La storia è nostra e la fanno i popoli” , questa è una delle ultime frasi pronunciata da Allende al popolo cileno prima del colpo di stato che gli avrebbe tolto la vita. Una dichiarazione che descrive molto bene l’idea di rivoluzione proletaria, in cui il potere è preso dal basso e restituito alla collettività che se l’è visto sottratto per troppo tempo dalla classe dominante. In virtù di ciò, la frase riassume lo spirito d’azione e di rivoluzione della filmografia, nella sua integrità, di Sergej Michajlovič Ėjzenštejn.
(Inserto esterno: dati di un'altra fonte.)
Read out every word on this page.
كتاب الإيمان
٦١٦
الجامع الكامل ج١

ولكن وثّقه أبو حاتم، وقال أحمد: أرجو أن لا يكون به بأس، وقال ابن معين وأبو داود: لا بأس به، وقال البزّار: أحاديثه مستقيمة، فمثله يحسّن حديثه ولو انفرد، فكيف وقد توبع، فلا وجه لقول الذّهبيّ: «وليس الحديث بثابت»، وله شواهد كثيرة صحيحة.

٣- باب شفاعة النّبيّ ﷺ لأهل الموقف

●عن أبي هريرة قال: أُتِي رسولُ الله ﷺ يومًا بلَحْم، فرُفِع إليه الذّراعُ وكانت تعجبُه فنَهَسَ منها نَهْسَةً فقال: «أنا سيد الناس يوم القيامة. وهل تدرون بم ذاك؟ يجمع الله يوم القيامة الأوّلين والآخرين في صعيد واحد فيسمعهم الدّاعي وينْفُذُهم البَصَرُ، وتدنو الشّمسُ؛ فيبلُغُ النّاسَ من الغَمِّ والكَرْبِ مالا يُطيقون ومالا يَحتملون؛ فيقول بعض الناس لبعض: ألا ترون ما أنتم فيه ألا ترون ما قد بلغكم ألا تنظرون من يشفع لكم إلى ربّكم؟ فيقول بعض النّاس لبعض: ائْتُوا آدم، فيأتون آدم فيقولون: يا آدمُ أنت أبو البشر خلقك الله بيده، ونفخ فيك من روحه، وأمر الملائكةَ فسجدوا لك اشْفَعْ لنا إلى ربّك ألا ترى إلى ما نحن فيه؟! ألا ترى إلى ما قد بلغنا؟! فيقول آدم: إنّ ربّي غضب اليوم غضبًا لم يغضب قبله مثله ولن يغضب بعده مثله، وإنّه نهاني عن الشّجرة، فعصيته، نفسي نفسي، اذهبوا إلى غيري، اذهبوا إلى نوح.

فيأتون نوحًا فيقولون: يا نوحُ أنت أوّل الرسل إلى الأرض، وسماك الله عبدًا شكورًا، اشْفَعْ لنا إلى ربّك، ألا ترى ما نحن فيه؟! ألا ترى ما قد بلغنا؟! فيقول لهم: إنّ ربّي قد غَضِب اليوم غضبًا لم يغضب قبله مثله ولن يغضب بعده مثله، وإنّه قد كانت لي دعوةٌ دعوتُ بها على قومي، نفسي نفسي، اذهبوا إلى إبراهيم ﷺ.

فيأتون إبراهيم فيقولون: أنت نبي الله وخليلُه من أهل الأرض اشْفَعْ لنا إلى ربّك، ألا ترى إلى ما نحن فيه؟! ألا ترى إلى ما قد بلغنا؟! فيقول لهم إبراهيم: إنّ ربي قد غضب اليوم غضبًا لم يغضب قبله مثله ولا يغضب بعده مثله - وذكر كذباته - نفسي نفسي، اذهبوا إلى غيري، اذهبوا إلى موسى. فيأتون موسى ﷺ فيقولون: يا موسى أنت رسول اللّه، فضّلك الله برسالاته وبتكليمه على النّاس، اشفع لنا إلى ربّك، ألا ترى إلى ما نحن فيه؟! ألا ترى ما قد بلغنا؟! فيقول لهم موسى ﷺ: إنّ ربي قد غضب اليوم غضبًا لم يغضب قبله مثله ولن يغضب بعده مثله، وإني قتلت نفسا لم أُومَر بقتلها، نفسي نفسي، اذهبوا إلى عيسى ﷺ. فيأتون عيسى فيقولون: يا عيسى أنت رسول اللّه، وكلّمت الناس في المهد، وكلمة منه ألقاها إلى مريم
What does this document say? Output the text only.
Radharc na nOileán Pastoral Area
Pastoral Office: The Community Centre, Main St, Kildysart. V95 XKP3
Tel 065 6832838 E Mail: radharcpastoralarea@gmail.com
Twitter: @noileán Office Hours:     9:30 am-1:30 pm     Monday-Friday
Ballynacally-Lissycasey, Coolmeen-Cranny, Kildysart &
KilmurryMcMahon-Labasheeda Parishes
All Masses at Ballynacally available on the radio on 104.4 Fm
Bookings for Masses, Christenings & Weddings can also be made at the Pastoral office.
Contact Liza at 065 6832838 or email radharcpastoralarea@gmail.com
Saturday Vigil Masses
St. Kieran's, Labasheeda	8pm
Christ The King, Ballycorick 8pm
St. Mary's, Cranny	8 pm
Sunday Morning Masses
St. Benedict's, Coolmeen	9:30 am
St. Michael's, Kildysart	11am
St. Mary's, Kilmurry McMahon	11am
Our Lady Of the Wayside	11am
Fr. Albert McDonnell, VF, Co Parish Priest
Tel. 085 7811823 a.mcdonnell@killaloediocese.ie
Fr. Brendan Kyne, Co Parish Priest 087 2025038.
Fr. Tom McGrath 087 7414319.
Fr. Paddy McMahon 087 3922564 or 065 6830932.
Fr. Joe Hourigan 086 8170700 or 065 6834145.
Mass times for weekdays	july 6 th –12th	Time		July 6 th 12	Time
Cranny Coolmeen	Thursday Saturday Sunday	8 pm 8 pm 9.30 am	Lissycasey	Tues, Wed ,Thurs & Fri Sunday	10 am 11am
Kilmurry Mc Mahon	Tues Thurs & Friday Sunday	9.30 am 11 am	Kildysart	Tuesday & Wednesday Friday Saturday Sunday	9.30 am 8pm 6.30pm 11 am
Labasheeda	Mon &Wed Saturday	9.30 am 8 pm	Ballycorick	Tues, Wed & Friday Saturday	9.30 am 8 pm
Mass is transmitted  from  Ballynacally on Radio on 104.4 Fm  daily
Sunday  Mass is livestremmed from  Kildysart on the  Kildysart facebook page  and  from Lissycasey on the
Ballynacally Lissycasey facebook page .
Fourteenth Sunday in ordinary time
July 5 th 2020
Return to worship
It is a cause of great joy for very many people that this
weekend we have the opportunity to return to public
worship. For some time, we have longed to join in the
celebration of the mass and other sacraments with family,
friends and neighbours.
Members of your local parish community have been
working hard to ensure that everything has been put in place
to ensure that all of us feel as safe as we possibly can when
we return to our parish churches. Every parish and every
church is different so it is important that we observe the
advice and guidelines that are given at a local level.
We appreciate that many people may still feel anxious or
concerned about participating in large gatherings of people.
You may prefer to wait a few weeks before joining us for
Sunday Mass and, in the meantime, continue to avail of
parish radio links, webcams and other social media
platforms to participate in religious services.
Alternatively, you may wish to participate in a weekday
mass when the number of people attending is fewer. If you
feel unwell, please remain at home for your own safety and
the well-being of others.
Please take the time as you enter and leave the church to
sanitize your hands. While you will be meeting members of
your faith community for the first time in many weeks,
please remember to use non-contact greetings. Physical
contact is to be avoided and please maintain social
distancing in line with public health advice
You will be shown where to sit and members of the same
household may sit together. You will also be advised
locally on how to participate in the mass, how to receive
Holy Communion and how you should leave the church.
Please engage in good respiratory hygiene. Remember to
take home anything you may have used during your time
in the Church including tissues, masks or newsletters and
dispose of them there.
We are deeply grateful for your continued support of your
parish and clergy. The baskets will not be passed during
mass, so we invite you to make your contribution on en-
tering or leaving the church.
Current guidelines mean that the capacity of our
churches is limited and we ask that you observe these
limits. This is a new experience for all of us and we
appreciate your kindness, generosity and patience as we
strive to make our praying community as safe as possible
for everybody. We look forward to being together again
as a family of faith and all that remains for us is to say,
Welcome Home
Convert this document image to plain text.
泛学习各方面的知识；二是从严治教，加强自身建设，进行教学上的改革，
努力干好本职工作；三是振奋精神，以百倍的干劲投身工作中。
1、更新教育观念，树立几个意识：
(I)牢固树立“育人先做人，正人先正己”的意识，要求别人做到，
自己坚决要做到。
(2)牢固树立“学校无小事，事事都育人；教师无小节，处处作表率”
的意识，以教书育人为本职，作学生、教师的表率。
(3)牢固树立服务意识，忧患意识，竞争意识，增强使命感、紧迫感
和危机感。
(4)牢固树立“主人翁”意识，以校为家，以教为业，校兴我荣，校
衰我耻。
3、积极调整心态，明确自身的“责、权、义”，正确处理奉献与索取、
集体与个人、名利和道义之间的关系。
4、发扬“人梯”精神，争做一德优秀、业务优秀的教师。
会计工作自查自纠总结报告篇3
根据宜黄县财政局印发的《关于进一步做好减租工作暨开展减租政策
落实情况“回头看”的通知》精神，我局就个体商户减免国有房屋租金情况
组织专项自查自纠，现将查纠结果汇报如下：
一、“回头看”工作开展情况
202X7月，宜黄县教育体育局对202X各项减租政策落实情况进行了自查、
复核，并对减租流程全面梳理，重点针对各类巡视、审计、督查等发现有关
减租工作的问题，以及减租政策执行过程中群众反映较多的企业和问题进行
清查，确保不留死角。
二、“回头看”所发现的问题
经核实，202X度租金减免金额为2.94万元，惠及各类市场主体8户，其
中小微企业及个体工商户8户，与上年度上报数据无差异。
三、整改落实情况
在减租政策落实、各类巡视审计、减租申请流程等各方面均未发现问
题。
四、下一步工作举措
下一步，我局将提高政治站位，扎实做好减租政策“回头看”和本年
Nello specifico, del suo film che quest’anno diventa centenario: Sciopero!

Ėjzenštejn, la teoria dietro il montaggio

Prima di affrontare il film nello specifico, è utile una breve lezione di storia del cinema per ricordare adeguatamente la figura di Ėjzenštejn. Il suo cinema nasce in un frangente molto particolare, come cinema di stato dell’URSS nel suo periodo di massimo splendore. Dopo aver combattuto nell’Armata Rossa, Ėjzenštejn si recò a Mosca e iniziò la sua carriera artistica. Sciopero! fu il suo primo lungometraggio, e avrebbe dovuto fare parte di un ciclo di otto opere dedicato al movimento rivoluzionario russo, poi rimasto incompleto. Il vero e proprio successo, però, fu raggiunto dal regista con La corazzata Potëmkin, in Italia molto spesso ricordata dalla parodia che ne fa Fantozzi.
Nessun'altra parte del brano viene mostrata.